„Wohnungsmangel in Baden: Kann künftig dichter gebaut werden?“
- Sibylle Waelty
- 23. Dez. 2025
- 1 Min. Lesezeit
Die CH Media (Link zum Artikel in der Aargauer Zeitung: https://www.aargauerzeitung.ch/aargau/baden/wohnungsmangel-in-baden-kuenftig-dichter-bauen-ld.4092920) berichtet: Nach Interpellationen von GLP-Grossrat Gian von Planta prüft der Regierungsrat nun die Mindestdichten im kantonalen Richtplan.
Fun Fact 1 ⚠️:
Der Richtplan des Kanton Aargau liegt aktuell noch bis 22. Dezember in der Anhörung – nota bene mit den alten Dichtewerten.
Bemerkenswert ist der kantonale Blick auf die «Kernstadt Baden–Wettingen»:
Als Wohnschwerpunkte gelten u. a. der Bahnhof Turgi sowie Tägerhard-Ost (Wettingen).

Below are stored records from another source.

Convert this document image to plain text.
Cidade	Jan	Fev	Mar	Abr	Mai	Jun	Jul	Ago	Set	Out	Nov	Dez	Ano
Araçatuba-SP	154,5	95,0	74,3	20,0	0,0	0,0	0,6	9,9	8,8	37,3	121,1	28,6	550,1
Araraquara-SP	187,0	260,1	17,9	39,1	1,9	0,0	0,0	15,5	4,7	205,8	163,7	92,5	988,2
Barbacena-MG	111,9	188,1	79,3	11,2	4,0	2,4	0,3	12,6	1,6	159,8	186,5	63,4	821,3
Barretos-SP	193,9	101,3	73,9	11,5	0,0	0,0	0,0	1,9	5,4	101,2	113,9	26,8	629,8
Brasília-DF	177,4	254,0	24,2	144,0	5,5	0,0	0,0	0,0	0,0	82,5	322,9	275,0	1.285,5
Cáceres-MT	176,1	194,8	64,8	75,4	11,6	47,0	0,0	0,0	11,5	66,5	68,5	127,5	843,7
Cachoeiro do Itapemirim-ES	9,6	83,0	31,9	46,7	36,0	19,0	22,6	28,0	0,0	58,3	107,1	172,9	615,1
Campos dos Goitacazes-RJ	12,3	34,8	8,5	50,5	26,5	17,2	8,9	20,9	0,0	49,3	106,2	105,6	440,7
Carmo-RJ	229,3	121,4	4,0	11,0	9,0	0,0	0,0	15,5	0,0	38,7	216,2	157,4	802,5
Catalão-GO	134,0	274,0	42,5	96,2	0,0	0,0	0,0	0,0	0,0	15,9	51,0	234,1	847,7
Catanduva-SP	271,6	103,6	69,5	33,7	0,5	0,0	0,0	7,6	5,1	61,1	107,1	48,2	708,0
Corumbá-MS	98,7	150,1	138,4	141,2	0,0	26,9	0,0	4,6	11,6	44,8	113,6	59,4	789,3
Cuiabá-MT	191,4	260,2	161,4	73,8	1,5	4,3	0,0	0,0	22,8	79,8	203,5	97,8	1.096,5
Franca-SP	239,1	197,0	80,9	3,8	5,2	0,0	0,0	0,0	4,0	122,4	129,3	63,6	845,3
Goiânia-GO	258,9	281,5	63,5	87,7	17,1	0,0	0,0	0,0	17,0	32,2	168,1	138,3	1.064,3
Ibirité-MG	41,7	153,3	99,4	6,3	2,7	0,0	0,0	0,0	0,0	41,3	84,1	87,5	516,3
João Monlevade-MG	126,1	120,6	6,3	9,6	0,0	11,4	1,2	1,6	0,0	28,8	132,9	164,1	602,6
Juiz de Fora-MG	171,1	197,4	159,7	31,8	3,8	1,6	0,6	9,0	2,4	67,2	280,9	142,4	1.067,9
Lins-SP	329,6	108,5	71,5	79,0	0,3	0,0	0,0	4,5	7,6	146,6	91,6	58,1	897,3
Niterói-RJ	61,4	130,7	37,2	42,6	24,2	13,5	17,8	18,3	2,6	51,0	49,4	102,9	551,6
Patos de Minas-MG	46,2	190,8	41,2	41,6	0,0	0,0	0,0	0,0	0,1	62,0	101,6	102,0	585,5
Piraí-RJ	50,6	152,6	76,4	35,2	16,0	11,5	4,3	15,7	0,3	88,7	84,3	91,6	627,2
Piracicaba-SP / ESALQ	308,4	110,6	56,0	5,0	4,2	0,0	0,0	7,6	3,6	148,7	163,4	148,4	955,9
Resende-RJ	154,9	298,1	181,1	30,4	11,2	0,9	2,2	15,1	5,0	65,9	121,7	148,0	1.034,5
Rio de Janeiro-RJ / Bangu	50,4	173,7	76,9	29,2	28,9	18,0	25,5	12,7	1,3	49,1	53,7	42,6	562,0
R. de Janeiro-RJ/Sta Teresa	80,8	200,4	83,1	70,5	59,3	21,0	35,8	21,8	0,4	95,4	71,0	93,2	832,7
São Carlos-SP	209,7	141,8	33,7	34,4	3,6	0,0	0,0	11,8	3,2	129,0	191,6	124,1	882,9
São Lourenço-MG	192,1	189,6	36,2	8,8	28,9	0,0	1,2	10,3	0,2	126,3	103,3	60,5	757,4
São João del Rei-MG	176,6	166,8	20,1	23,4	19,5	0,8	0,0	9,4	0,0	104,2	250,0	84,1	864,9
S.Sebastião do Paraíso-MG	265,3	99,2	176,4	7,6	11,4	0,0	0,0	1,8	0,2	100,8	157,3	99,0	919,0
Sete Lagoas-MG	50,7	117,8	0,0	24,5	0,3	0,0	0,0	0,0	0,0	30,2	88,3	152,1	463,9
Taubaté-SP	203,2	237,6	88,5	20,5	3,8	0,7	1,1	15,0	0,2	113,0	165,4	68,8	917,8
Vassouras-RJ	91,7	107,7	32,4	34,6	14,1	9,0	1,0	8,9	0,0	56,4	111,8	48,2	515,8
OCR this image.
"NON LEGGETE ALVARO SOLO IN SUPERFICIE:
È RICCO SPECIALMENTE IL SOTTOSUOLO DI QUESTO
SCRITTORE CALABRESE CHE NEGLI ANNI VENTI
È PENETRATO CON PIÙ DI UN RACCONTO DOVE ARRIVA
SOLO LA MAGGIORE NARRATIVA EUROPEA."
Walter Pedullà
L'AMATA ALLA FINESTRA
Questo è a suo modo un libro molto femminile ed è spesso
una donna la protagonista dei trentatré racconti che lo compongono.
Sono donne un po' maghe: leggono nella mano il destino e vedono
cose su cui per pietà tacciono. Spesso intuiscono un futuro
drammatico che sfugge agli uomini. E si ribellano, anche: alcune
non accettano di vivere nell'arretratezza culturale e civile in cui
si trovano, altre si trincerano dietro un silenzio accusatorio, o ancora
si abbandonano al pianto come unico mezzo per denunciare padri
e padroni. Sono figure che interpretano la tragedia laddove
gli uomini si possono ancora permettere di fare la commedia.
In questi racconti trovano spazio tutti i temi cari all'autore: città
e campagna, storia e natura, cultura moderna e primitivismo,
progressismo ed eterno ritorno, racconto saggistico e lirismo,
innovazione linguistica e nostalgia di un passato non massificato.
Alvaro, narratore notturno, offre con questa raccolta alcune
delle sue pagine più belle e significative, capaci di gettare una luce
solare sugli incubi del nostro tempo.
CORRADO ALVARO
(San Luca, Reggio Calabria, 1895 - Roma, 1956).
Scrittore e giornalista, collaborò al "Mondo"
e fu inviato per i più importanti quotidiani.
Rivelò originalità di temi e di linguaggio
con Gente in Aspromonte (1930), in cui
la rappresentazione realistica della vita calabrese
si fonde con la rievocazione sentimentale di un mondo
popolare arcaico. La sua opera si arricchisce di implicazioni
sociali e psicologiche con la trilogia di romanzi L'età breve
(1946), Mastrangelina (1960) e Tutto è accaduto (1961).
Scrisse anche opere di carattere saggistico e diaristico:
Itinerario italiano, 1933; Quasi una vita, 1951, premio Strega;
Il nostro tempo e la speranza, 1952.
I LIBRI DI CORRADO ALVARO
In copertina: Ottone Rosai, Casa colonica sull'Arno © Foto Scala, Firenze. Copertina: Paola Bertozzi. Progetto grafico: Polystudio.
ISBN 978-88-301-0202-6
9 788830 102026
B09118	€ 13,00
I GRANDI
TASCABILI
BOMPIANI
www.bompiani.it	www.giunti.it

Tägerhard-Ost ist im Richtplan bereits mit einer S-Bahn-Haltestelle Tägerhard als Zwischenergebnis vermerkt.
Für die Stadt Baden werden Entwicklungsgebiete wie Oberstadt, Kappelerhof und Galgenbuck genannt, ohne Wohnschwerpunkt im Richtplan.
Fun Fact 2 ⚠️:
Gemeinden können jederzeit den Eintrag neuer Wohnschwerpunkte beantragen, der Entscheid liegt anschliessend beim Grossen Rat.
Zur Einordnung der Wirkung:
Kernstadt ohne Wohnschwerpunkt (Baden): Mindestdichte 70–90 Einw./ha
Kernstadt mit Wohnschwerpunkt (Wettingen): Mindestdichte 120–150 Einw./ha
Erst höhere Dichten ermöglichen 10-Minuten-Nachbarschaften und ÖV-Ausbau, z. B. neue oder reaktivierte Bahn-Haltestellen.
Spannend zu beobachten, ob und wie Anpassungen im kantonalen Richtplan, und in der Folge auch in der Nutzungsplanung der Stadt Baden, nachträglich erfolgen.